The United States spent tens of billions of dollars to rebuild and equip the Afghan army after it overthrew the previous Taliban regime in 2001.

Afghan forces have a technological advantage over the Taliban, using a wide variety of Western-made weapons, including modern assault rifles, night vision goggles, armored vehicles, artillery, and small surveillance drones. .

They also have something the Taliban cannot match: an air force.
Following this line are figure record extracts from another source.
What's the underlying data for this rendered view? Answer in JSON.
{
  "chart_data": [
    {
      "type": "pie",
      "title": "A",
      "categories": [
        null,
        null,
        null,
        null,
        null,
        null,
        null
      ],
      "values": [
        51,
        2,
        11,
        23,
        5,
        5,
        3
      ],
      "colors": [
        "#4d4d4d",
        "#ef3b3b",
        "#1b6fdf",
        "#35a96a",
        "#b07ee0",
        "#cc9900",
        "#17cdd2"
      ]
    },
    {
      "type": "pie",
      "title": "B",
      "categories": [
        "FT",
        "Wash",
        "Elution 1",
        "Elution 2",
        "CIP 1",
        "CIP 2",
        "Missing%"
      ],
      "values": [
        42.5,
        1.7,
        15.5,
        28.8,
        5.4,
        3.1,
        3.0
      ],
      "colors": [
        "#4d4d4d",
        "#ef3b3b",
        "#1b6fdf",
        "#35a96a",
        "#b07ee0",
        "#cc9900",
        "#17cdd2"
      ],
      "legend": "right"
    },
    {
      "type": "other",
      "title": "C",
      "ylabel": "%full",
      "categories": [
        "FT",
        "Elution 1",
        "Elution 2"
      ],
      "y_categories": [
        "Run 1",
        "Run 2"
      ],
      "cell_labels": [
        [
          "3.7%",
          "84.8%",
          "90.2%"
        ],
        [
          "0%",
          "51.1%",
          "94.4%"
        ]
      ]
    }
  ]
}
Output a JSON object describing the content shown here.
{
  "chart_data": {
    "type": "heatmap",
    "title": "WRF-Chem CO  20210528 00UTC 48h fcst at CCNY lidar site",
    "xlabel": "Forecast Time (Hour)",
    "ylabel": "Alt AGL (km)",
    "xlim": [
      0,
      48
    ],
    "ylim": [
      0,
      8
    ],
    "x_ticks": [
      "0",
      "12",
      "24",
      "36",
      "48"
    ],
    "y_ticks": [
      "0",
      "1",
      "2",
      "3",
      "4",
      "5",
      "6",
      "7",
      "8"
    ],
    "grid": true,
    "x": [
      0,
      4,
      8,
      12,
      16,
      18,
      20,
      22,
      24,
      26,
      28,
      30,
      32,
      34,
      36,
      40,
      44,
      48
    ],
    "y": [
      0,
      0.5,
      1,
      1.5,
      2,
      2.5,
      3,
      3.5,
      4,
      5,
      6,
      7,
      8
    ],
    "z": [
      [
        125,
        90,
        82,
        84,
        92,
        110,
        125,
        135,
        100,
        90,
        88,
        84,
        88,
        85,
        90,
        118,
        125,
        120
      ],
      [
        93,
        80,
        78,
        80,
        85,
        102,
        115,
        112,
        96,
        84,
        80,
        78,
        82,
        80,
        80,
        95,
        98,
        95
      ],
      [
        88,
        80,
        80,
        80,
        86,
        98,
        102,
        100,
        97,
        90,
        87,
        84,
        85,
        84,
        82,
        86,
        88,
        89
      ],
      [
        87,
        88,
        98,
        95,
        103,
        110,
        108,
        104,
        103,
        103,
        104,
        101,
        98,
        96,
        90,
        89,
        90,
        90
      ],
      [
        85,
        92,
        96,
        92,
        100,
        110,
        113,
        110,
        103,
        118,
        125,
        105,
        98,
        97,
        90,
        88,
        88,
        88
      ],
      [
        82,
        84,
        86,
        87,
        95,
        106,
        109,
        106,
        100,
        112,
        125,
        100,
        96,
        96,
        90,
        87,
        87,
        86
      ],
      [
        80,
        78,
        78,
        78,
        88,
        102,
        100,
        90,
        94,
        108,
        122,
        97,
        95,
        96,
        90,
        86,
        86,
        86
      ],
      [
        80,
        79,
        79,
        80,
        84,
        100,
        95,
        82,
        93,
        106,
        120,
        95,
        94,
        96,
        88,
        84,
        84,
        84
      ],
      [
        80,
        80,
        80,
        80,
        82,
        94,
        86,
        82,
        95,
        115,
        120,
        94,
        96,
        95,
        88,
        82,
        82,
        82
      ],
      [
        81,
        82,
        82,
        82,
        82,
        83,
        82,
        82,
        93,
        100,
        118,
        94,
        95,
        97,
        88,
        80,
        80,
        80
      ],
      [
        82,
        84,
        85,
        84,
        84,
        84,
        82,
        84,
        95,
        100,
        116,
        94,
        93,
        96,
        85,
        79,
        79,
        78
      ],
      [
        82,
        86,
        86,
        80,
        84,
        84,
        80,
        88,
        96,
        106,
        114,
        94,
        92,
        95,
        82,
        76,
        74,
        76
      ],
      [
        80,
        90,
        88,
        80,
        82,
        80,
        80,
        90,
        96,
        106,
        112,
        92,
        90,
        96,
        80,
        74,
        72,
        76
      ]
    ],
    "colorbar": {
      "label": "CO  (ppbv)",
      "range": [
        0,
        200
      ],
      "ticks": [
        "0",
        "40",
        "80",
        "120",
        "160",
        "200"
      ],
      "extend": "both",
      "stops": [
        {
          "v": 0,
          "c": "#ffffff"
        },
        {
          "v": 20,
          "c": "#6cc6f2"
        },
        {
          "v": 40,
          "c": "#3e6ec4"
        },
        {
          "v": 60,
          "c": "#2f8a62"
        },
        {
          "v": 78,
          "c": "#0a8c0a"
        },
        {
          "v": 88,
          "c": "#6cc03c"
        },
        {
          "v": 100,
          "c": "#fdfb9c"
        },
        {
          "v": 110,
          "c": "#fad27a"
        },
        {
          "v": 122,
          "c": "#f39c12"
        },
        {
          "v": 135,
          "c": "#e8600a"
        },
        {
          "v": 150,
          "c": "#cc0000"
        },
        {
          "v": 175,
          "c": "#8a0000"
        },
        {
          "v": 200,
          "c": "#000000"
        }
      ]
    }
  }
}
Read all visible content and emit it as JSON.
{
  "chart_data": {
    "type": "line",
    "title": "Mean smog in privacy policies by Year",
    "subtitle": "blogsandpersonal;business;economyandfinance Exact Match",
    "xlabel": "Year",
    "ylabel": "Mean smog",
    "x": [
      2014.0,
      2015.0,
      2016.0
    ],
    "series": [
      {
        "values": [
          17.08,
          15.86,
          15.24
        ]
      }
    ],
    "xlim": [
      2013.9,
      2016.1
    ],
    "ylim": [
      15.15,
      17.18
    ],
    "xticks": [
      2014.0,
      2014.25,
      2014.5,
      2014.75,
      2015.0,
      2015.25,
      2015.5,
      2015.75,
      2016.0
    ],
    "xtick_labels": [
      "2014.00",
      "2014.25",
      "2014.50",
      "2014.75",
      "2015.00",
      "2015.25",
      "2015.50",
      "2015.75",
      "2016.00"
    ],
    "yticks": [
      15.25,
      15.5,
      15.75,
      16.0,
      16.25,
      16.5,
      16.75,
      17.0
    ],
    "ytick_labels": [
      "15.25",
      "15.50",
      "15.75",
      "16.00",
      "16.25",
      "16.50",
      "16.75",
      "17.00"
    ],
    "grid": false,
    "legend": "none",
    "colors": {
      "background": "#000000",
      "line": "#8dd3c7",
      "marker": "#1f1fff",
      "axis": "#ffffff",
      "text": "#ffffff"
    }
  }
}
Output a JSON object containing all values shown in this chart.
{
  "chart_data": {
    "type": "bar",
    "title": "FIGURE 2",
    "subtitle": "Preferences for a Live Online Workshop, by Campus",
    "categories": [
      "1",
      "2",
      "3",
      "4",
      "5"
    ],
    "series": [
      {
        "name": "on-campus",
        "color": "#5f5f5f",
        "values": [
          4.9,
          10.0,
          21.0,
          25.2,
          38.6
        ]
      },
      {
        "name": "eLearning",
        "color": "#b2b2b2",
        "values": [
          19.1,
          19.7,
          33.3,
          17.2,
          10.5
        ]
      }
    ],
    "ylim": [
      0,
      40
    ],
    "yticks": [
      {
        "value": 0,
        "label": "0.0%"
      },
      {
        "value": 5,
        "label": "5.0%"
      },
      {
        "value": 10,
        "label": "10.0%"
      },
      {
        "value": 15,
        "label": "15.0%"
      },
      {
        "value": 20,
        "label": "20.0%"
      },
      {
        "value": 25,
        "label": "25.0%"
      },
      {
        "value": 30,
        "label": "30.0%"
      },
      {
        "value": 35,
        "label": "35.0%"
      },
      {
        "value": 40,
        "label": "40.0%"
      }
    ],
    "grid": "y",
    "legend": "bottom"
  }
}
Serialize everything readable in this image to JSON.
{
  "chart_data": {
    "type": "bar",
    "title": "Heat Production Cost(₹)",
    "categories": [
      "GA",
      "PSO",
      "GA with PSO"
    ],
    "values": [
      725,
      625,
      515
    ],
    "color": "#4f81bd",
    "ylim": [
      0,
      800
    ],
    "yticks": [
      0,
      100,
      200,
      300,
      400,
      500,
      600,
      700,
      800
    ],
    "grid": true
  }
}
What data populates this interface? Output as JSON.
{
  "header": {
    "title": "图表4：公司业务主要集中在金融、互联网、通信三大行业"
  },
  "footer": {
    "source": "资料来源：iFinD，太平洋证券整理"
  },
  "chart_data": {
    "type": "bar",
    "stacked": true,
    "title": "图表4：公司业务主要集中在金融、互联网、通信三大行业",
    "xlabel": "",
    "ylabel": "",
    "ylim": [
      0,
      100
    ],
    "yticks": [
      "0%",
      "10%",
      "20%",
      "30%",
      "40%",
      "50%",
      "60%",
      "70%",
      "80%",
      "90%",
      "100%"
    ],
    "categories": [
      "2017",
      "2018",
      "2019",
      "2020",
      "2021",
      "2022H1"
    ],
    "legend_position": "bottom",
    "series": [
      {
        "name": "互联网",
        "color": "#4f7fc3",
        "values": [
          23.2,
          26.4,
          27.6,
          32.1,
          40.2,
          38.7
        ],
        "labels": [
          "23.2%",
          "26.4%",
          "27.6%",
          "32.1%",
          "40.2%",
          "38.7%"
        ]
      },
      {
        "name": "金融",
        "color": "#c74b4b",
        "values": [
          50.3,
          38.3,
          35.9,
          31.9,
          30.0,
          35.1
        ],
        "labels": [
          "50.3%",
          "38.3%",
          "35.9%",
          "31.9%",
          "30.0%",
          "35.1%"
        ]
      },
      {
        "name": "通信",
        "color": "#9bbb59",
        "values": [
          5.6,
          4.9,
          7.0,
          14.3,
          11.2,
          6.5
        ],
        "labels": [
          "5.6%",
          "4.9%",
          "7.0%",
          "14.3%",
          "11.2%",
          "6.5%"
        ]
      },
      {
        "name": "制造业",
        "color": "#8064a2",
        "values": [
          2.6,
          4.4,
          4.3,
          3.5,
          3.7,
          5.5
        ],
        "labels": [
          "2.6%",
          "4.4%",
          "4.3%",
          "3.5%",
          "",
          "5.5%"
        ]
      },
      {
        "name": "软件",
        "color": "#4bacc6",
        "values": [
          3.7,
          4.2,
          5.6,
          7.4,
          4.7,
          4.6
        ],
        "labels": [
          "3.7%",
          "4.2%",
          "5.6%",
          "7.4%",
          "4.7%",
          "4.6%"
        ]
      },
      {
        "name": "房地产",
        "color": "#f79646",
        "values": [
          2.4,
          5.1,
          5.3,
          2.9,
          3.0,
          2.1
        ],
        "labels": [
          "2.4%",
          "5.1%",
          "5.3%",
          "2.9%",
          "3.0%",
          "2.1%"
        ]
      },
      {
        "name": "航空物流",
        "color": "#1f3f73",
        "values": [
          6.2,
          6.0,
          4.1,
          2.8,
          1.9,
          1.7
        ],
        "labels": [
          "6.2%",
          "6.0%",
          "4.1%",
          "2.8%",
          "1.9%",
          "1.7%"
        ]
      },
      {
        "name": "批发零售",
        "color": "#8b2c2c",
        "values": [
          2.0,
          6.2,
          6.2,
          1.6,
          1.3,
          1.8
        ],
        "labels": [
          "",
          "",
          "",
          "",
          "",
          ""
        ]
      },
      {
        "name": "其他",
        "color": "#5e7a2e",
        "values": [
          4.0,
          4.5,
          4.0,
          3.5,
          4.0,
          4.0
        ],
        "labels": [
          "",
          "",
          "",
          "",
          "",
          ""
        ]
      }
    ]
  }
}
The Afghan army has an available fleet of 167 aircraft, including attack helicopters, SIGAR reported.

On the other hand, the Taliban mainly used the small arms and light weapons that flooded Afghanistan during decades of conflict – such as the Soviet-designed AK-47 assault rifles – while also procuring them from local sources. regional black markets, analysts said.

In addition to sniper rifles and machine guns, the group also deployed rocket-propelled grenades, mortars and other small rockets, while trying to use anti-aircraft and anti-tank weapons with mixed success, Antonio Giustozzi wrote. in his 2019 book on the Taliban.

Suicide attacks and improvised explosive devices (IEDs) are among the deadliest weapons used by the Taliban against Afghan and foreign forces.

The Taliban also captured and used Western-made weapons and equipment supplied to the Afghan army, including night vision devices, assault rifles and vehicles.

Cohesion and morale

The Afghan forces have seen their confidence tested for years, suffering heavy casualties, corruption, desertions and now the departure of foreign troops.

Poor planning and poor leadership have also been blamed for low morale.

The Taliban have shown greater cohesion despite reports of internal divisions in recent years, analysts say, pointing to religious zeal as well as the promise of material gains as contributing factors.